La Meunerie Traditionnelle — Du grain à la farine

La Meunerie Traditionnelle — Du grain à la farine

Avant l'industrialisation, chaque village avait son moulin. Le meunier était une figure centrale de la vie rurale. Mais comment fonctionnait réellement un moulin à vent ? Du vent aux meules, voici le voyage du grain à la farine.

La force du vent capturée

Tout commence par les ailes (ou voiles). Leur surface, couverte de toile, capte l'énergie du vent. Plus le vent est fort, plus la toile est réduite pour éviter d'emballer le mécanisme. Le meunier réglait la toile en fonction des conditions météo — un savoir-faire acquis après des années de pratique.

Le rouet et la lanterne

Les ailes font tourner l'arbre moteur horizontal. Celui-ci entraîne le rouet — une grande roue dentée en bois — qui engrène sur la lanterne, un axe vertical. La vitesse de rotation est ainsi démultipliée.

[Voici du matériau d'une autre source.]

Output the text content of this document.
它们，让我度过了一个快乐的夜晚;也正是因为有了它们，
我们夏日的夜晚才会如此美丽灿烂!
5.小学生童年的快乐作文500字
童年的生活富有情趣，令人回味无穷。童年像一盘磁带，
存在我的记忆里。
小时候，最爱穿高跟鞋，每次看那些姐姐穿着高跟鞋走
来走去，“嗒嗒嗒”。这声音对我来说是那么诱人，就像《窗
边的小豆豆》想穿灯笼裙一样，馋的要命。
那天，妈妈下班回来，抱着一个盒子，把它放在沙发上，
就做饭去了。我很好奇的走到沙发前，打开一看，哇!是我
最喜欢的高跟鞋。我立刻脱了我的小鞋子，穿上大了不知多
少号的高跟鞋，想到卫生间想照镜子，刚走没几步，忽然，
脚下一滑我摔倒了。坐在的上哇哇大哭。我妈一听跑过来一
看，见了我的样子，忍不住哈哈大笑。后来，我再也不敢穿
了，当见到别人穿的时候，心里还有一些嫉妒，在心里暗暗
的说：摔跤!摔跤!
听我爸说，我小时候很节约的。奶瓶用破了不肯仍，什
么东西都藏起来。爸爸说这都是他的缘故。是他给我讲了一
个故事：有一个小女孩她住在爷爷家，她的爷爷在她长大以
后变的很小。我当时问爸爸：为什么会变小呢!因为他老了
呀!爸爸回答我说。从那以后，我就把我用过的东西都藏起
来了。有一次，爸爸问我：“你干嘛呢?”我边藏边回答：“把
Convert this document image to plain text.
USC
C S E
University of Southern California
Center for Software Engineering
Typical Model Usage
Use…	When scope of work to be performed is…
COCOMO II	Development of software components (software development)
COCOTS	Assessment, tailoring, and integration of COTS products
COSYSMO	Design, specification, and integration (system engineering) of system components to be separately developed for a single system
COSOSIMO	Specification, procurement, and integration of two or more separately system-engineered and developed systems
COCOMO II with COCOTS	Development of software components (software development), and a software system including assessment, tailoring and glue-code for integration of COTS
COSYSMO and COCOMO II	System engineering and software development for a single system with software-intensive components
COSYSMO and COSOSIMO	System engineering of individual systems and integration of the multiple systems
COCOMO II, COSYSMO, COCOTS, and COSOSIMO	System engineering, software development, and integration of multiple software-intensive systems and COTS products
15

Moulin à vent en fonctionnement

Les meules

L'axe vertical fait tourner la meule tournante (la courante) sur la meule fixe (la gisante). Le grain, versé par une trémie, s'engouffre entre les deux meules et ressort en farine sur les côtés. La finesse de la farine dépend de l'écartement réglable des meules.

Orienter le chapeau

Pour fonctionner, les ailes doivent faire face au vent. Dans un moulin tour comme le Moulin Baron, seul le chapeau (la partie supérieure) pivote. Le meunier utilisait une longue perche — la queue — ou un treuil pour orienter manuellement le chapeau.

🌾 Le saviez-vous ?
Un moulin en plein vent pouvait produire plusieurs centaines de kilos de farine par jour. Il fallait environ 150 kg de blé pour obtenir 100 kg de farine.